Menurut Agus, pelanggaran netralitas ASN sebagian besar disebabkan mereka mengharapkan balas budi dari dukungan yang diberikan kepada calon kepala daerah. ASN mengklaim mampu menarik dukungan suara dan memengaruhi pemilih dari jabatan yang diembannya.
Harapannya, jika calon kepala daerah yang didukung menang, ASN bisa naik jabatan. Padahal, sudah ada aturan tentang manajemen ASN yang mengatur promosi, rotasi, dan nonjob sehingga kepala daerah tidak bisa sewenang-wenang melakukan pengisian jabatan. ASN yang tidak netral biasanya tidak memiliki kompetensi yang memadai.
”Kalau ada surat dari Bawaslu yang menunjukkan pelanggaran, justru dijadikan bukti telah memberikan dukungan kepada calon kepala daerah,” ucapnya.

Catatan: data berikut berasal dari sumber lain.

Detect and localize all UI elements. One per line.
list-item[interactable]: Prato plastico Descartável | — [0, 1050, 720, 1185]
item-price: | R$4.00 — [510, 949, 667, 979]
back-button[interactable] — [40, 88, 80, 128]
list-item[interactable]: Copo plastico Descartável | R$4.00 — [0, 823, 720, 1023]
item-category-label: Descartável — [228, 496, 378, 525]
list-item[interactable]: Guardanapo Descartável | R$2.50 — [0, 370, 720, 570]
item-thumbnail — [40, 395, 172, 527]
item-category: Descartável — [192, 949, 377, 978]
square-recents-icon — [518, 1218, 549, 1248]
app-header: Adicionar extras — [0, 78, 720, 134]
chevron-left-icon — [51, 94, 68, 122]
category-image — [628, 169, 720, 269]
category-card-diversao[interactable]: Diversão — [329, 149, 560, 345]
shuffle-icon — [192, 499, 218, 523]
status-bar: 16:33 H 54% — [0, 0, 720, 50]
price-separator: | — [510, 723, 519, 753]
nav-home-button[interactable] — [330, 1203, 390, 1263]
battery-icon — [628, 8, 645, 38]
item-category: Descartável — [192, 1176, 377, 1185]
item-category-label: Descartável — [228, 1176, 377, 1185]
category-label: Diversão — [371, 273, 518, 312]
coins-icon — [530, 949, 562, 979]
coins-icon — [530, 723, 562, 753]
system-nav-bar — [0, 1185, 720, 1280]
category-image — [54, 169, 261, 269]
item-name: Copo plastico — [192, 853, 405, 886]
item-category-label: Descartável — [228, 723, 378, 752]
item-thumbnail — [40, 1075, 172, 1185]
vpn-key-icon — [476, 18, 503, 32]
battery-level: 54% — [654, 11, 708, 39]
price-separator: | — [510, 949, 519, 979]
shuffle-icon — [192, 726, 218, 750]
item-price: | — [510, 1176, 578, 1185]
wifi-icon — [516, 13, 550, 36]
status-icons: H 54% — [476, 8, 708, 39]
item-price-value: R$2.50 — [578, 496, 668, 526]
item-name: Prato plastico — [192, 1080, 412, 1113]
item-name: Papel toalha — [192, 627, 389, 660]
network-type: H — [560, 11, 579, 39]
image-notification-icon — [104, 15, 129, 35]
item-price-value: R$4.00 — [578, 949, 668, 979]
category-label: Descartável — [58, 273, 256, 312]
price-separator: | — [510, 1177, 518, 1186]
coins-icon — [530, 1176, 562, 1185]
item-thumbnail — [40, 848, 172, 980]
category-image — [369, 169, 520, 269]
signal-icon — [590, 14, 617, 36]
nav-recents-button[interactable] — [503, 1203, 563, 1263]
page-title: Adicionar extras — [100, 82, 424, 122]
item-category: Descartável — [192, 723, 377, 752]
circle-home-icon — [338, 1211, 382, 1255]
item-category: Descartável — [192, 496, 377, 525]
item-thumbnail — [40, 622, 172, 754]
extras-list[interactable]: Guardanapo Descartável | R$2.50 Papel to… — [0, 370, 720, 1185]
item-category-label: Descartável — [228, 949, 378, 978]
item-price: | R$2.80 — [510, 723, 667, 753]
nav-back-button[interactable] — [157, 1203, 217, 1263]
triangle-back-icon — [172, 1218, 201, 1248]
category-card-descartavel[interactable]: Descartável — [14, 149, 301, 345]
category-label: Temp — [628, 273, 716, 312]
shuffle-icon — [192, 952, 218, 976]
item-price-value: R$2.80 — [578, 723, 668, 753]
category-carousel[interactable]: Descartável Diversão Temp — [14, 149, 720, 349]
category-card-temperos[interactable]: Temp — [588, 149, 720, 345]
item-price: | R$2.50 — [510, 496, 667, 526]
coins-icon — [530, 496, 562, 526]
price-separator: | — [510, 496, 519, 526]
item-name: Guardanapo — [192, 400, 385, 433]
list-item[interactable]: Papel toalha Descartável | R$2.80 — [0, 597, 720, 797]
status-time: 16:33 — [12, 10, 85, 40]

Menurut Agus, wacana untuk menghilangkan hak memilih dari ASN dinilai tidak mampu menyelesaikan persoalan netralitas. Sebab, ASN memiliki sumber daya dari jabatannya untuk memengaruhi orang lain. Bahkan, jika ASN tidak memilih, berpotensi mengurangi kualitas pilkada karena kelompok pemilih dari golongan masyarakat teredukasi berkurang.
Wati mengatakan, netralitas ASN menjadi sebuah keharusan dalam upaya pemerintah mereformasi birokrasi. Netralitas menjadi bagian dari etika dan perilaku yang harus dijaga oleh setiap ASN. Pelanggaran terhadap netralitas berpotensi menjadi pintu masuk bagi pelanggaran hukum lain.
Menurut dia, pelanggaran yang sering dilakukan oleh ASN adalah memberikan dukungan melalui media sosial. Kemudian, pengaduan terkait kehadiran ASN dalam acara yang diadakan oleh calon kepala daerah atau bakti sosial.
Wegik mengatakan, dari hasil penelusuran mahadata di portal berita daring dan media sosial selama 4 April hingga 6 November, pelanggaran netralitas ASN sangat berkaitan dengan media sosial, potensi pelanggaran oleh camat, serta banyak terjadi di pemilihan bupati dan wali kota.
Menurut Gaffar, kendali atas suatu wilayah sangat terkait dengan kendali atas pemilih. Oleh sebab itu, perlu mekanisme pengawasan yang lebih serius terhadap pejabat publik yang memiliki kendali wilayah, seperti camat dan lurah. Sebab, pejabat tersebut merupakan pejabat yang berhadapan langsung dengan masyarakat.
”Aparat negara yang punya kendali atas wilayah punya potensi lebih besar untuk melanggar prinsip etik netralitas ASN dalam pilkada,” ucapnya.
Selain itu, KASN meminta Bawaslu meningkatkan pengawasan di media sosial. Pasalnya, pelanggaran netralitas ASN kerap terjadi di sana.